The Galapagos finches were considered an extreme case of quick
evolution caused by an extreme environment.

"Now it appears that the Grants' work shows a pattern that is likely to be widespread," says Skelly, who has studied rapid evolution of
amphibians in response to global warming.

"Environmental changes severe enough to cause sharp population
declines, as seen with the finches, are also selection events."

As more and more species undergo the stresses of climate change, more
cases of rapid evolution can be expected, Skelly says.

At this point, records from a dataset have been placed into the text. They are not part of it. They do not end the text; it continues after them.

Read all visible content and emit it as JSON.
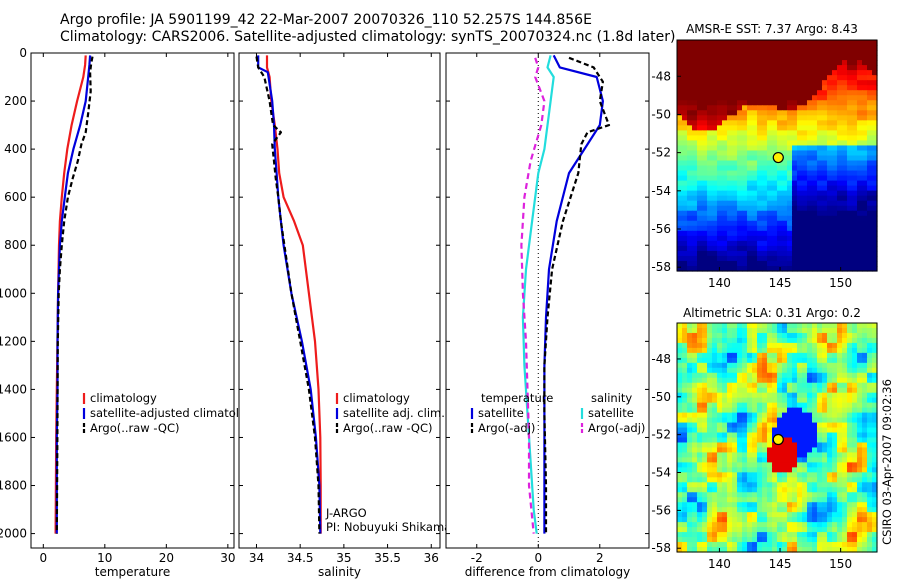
{
  "header": {
    "line1": "Argo profile: JA 5901199_42 22-Mar-2007 20070326_110 52.257S 144.856E",
    "line2": "Climatology: CARS2006. Satellite-adjusted climatology: synTS_20070324.nc (1.8d later)"
  },
  "colors": {
    "climatology": "#ee1c1c",
    "satellite": "#0000dd",
    "argo": "#000000",
    "satellite_diff": "#22dddd",
    "argo_diff": "#dd22dd"
  },
  "chart_data": [
    {
      "type": "line",
      "id": "temperature",
      "xlabel": "temperature",
      "ylabel": "",
      "xlim": [
        -2,
        31
      ],
      "ylim": [
        2060,
        0
      ],
      "xticks": [
        0,
        10,
        20,
        30
      ],
      "yticks": [
        0,
        200,
        400,
        600,
        800,
        1000,
        1200,
        1400,
        1600,
        1800,
        2000
      ],
      "legend": [
        "climatology",
        "satellite-adjusted climatology",
        "Argo(..raw -QC)"
      ],
      "legend_placement": "lower-right",
      "series": [
        {
          "name": "climatology",
          "color": "#ee1c1c",
          "dash": "",
          "x": [
            6.9,
            6.8,
            6.5,
            5.5,
            4.6,
            3.9,
            3.4,
            3.0,
            2.7,
            2.55,
            2.4,
            2.3,
            2.2,
            2.1,
            2.05,
            2.0
          ],
          "y": [
            10,
            50,
            100,
            200,
            300,
            400,
            500,
            600,
            700,
            800,
            1000,
            1200,
            1400,
            1600,
            1800,
            2000
          ]
        },
        {
          "name": "satellite-adjusted climatology",
          "color": "#0000dd",
          "dash": "",
          "x": [
            7.6,
            7.5,
            7.3,
            6.9,
            6.0,
            4.9,
            4.0,
            3.5,
            3.0,
            2.7,
            2.4,
            2.3,
            2.3,
            2.2,
            2.2,
            2.2
          ],
          "y": [
            10,
            50,
            100,
            200,
            300,
            400,
            500,
            600,
            700,
            800,
            1000,
            1200,
            1400,
            1600,
            1800,
            2000
          ]
        },
        {
          "name": "Argo(..raw -QC)",
          "color": "#000000",
          "dash": "5,3",
          "x": [
            8.0,
            7.8,
            7.6,
            7.7,
            7.3,
            6.9,
            6.2,
            5.6,
            4.8,
            4.0,
            3.4,
            3.0,
            2.7,
            2.5,
            2.35,
            2.3,
            2.25,
            2.2
          ],
          "y": [
            15,
            40,
            80,
            160,
            250,
            330,
            380,
            450,
            520,
            600,
            700,
            800,
            900,
            1000,
            1200,
            1500,
            1800,
            2000
          ]
        }
      ],
      "annotations": []
    },
    {
      "type": "line",
      "id": "salinity",
      "xlabel": "salinity",
      "ylabel": "",
      "xlim": [
        33.8,
        36.1
      ],
      "ylim": [
        2060,
        0
      ],
      "xticks": [
        34,
        34.5,
        35,
        35.5,
        36
      ],
      "yticks": [],
      "legend": [
        "climatology",
        "satellite adj. clim.",
        "Argo(..raw -QC)"
      ],
      "legend_placement": "lower-right",
      "series": [
        {
          "name": "climatology",
          "color": "#ee1c1c",
          "dash": "",
          "x": [
            34.12,
            34.12,
            34.15,
            34.17,
            34.21,
            34.24,
            34.26,
            34.31,
            34.43,
            34.53,
            34.6,
            34.67,
            34.71,
            34.73,
            34.735,
            34.735
          ],
          "y": [
            10,
            60,
            100,
            200,
            300,
            400,
            500,
            600,
            700,
            800,
            1000,
            1200,
            1400,
            1600,
            1800,
            2000
          ]
        },
        {
          "name": "satellite adj. clim.",
          "color": "#0000dd",
          "dash": "",
          "x": [
            34.02,
            34.02,
            34.13,
            34.18,
            34.2,
            34.21,
            34.23,
            34.25,
            34.28,
            34.31,
            34.4,
            34.52,
            34.62,
            34.68,
            34.72,
            34.73
          ],
          "y": [
            10,
            60,
            80,
            200,
            300,
            400,
            500,
            600,
            700,
            800,
            1000,
            1200,
            1400,
            1600,
            1800,
            2000
          ]
        },
        {
          "name": "Argo(..raw -QC)",
          "color": "#000000",
          "dash": "5,3",
          "x": [
            34.0,
            34.02,
            34.09,
            34.15,
            34.17,
            34.19,
            34.28,
            34.18,
            34.2,
            34.22,
            34.25,
            34.28,
            34.32,
            34.4,
            34.5,
            34.6,
            34.67,
            34.71,
            34.72
          ],
          "y": [
            15,
            60,
            100,
            200,
            250,
            300,
            330,
            380,
            450,
            520,
            600,
            700,
            800,
            1000,
            1200,
            1400,
            1600,
            1800,
            2000
          ]
        }
      ],
      "annotations": [
        "J-ARGO",
        "PI: Nobuyuki Shikama"
      ]
    },
    {
      "type": "line",
      "id": "difference",
      "xlabel": "difference from climatology",
      "ylabel": "",
      "xlim": [
        -3,
        3.6
      ],
      "ylim": [
        2060,
        0
      ],
      "xticks": [
        -2,
        0,
        2
      ],
      "yticks": [],
      "legend_groups": [
        {
          "title": "temperature",
          "items": [
            "satellite",
            "Argo(-adj)"
          ]
        },
        {
          "title": "salinity",
          "items": [
            "satellite",
            "Argo(-adj)"
          ]
        }
      ],
      "legend_placement": "lower-center",
      "series": [
        {
          "name": "temperature satellite",
          "color": "#0000dd",
          "dash": "",
          "x": [
            0.5,
            0.7,
            1.9,
            2.1,
            2.0,
            1.5,
            1.0,
            0.6,
            0.35,
            0.25,
            0.2,
            0.2,
            0.2,
            0.2,
            0.2
          ],
          "y": [
            10,
            60,
            100,
            200,
            300,
            400,
            500,
            700,
            900,
            1100,
            1300,
            1500,
            1700,
            1900,
            2000
          ]
        },
        {
          "name": "temperature Argo(-adj)",
          "color": "#000000",
          "dash": "5,3",
          "x": [
            1.0,
            1.8,
            2.1,
            2.0,
            2.3,
            1.6,
            1.4,
            1.3,
            0.8,
            0.45,
            0.3,
            0.2,
            0.2,
            0.25,
            0.25
          ],
          "y": [
            20,
            60,
            120,
            200,
            300,
            330,
            380,
            500,
            700,
            900,
            1100,
            1300,
            1500,
            1800,
            2000
          ]
        },
        {
          "name": "salinity satellite",
          "color": "#22dddd",
          "dash": "",
          "x": [
            0.4,
            0.3,
            0.5,
            0.4,
            0.3,
            0.2,
            0.0,
            -0.2,
            -0.4,
            -0.5,
            -0.45,
            -0.35,
            -0.25,
            -0.15,
            -0.05
          ],
          "y": [
            10,
            60,
            100,
            200,
            300,
            400,
            500,
            700,
            900,
            1100,
            1300,
            1500,
            1700,
            1900,
            2000
          ]
        },
        {
          "name": "salinity Argo(-adj)",
          "color": "#dd22dd",
          "dash": "6,4",
          "x": [
            -0.1,
            0.0,
            -0.1,
            0.2,
            0.1,
            -0.25,
            -0.45,
            -0.55,
            -0.5,
            -0.4,
            -0.35,
            -0.3,
            -0.3,
            -0.15
          ],
          "y": [
            20,
            60,
            100,
            200,
            300,
            450,
            600,
            800,
            1000,
            1200,
            1400,
            1600,
            1800,
            2000
          ]
        }
      ],
      "annotations": []
    }
  ],
  "maps": [
    {
      "id": "sst",
      "title": "AMSR-E SST: 7.37 Argo: 8.43",
      "xlim": [
        136.5,
        153
      ],
      "ylim": [
        -58.2,
        -46.1
      ],
      "xticks": [
        140,
        145,
        150
      ],
      "yticks": [
        -48,
        -50,
        -52,
        -54,
        -56,
        -58
      ],
      "marker": {
        "lon": 144.856,
        "lat": -52.257
      }
    },
    {
      "id": "sla",
      "title": "Altimetric SLA: 0.31 Argo: 0.2",
      "xlim": [
        136.5,
        153
      ],
      "ylim": [
        -58.2,
        -46.1
      ],
      "xticks": [
        140,
        145,
        150
      ],
      "yticks": [
        -48,
        -50,
        -52,
        -54,
        -56,
        -58
      ],
      "marker": {
        "lon": 144.856,
        "lat": -52.257
      }
    }
  ],
  "credit": "CSIRO 03-Apr-2007 09:02:36"
}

It's not likely to save most species facing the climatic bottleneck, of course, but it does give a few a fighting chance, he explains.

It's not unusual

"I don't think there is any reason to suspect this is an unsual
occurrance," says Australian biologist Professor Richard Shine of the
University of Sydney .

Shine has charted the rapid evolution of longer legs in invasive cane
toads in Australia, as well as adaptive changes in native snakes where the toads have invaded over the past few decades.

We'd see more evidence of rapid evolution if there was more support for long-term field studies like that of the Grants' 30-year work on the
finches, he says.

"It's incredibly difficult to maintain these long-term studies."